申媛忍不住笑,伸了手,左左右右地轻声细语拨弄他的衬衫领子。摸到了柳建明的锁骨:
“谁说只有上洗手间了。”措辞倒是好听了多,不似柳建明那样直白切入,“除了解手一个功能,不还有另一个用处么?”
柳建明有点明白了,又仍犹疑:“释放情绪?”
释放?申媛悠悠然笑:
“对啊,不要忘记我,建明。二合一的时候都要记住我的脸。”
这句话很妙,听在耳边,有一刹那的潜意识会认为好像是在催眠。声音很轻,淡淡的,却是字字清晰地递进耳朵甚至心房之间。
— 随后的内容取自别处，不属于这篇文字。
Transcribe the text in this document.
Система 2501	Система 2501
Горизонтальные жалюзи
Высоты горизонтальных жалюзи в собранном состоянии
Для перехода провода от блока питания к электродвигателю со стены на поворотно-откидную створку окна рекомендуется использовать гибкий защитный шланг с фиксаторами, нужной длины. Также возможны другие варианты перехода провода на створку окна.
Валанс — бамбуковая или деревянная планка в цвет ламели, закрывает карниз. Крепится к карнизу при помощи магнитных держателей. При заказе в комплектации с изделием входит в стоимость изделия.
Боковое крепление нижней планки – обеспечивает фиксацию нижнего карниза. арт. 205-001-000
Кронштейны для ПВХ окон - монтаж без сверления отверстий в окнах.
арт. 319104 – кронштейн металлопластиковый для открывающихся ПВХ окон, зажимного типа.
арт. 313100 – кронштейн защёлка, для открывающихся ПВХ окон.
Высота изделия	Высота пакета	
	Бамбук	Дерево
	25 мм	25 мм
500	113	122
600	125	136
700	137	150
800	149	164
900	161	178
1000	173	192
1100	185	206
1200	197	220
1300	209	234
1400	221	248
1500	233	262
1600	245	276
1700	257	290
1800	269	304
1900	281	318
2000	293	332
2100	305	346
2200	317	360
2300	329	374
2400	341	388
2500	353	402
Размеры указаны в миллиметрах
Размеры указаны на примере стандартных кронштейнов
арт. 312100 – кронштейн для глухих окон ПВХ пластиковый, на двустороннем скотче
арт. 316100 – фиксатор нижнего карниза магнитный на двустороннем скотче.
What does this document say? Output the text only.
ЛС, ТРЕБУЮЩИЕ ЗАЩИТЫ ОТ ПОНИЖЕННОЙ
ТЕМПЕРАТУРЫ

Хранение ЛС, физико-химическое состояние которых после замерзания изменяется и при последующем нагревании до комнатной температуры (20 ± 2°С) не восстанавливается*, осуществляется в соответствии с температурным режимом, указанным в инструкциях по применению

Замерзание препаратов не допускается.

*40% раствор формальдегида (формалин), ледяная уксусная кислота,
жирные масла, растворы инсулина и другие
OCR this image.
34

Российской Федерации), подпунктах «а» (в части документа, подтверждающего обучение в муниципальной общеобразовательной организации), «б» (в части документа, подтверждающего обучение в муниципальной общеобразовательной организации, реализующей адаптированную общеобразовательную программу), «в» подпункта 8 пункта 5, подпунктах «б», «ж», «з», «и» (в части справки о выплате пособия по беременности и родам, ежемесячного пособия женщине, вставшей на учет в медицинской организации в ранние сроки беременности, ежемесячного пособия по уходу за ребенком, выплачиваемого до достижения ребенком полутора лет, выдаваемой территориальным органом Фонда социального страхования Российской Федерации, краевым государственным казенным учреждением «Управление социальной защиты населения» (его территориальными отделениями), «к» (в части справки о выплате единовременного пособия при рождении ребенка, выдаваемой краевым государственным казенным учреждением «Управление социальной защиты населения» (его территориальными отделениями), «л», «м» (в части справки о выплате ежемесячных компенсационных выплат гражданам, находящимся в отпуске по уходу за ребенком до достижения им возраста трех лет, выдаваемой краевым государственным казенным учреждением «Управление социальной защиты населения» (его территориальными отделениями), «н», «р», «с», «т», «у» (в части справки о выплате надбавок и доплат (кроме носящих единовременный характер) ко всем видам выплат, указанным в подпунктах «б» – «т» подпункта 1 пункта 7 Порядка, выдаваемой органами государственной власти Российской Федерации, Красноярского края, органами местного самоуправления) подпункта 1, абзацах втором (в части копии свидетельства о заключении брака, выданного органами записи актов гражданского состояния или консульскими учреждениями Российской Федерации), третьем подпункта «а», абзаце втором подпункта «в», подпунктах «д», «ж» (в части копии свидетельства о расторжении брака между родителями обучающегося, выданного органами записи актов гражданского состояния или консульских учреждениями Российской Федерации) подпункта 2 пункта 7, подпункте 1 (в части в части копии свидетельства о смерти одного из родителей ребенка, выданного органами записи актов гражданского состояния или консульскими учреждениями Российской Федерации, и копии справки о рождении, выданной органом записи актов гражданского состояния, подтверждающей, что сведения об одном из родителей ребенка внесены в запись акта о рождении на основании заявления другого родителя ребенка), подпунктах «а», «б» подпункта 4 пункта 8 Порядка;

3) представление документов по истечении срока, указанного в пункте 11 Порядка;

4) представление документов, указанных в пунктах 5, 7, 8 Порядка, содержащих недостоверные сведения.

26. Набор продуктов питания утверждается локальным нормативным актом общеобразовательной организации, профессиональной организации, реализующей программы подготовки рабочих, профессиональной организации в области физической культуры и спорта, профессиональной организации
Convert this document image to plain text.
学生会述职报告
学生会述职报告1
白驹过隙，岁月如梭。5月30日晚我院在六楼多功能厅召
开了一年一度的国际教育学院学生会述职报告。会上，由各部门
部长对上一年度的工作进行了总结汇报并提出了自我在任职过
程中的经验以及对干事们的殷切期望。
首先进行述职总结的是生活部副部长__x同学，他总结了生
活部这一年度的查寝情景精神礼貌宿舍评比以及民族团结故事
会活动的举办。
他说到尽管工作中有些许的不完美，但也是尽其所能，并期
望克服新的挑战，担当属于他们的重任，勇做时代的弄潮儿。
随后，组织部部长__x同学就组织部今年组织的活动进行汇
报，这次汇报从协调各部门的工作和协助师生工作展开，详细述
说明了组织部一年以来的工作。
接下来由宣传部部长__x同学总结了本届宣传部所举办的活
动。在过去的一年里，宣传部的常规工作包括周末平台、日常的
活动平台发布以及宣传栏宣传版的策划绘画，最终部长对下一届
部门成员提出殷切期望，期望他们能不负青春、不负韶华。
待柳建明消化干净,想说点什么,字才酝酿到嘴边等不及吐出。背后传来一声叫唤:
“这两位。”
听见声音,他们回头去看。
之前的小护士拿着一本病历卡正狐疑地站在那儿,望着他们瞧。柳建明松了手,改将墙上压着的一半重量倾正,听小护士说:
“这里有一份签名需要家属签字。”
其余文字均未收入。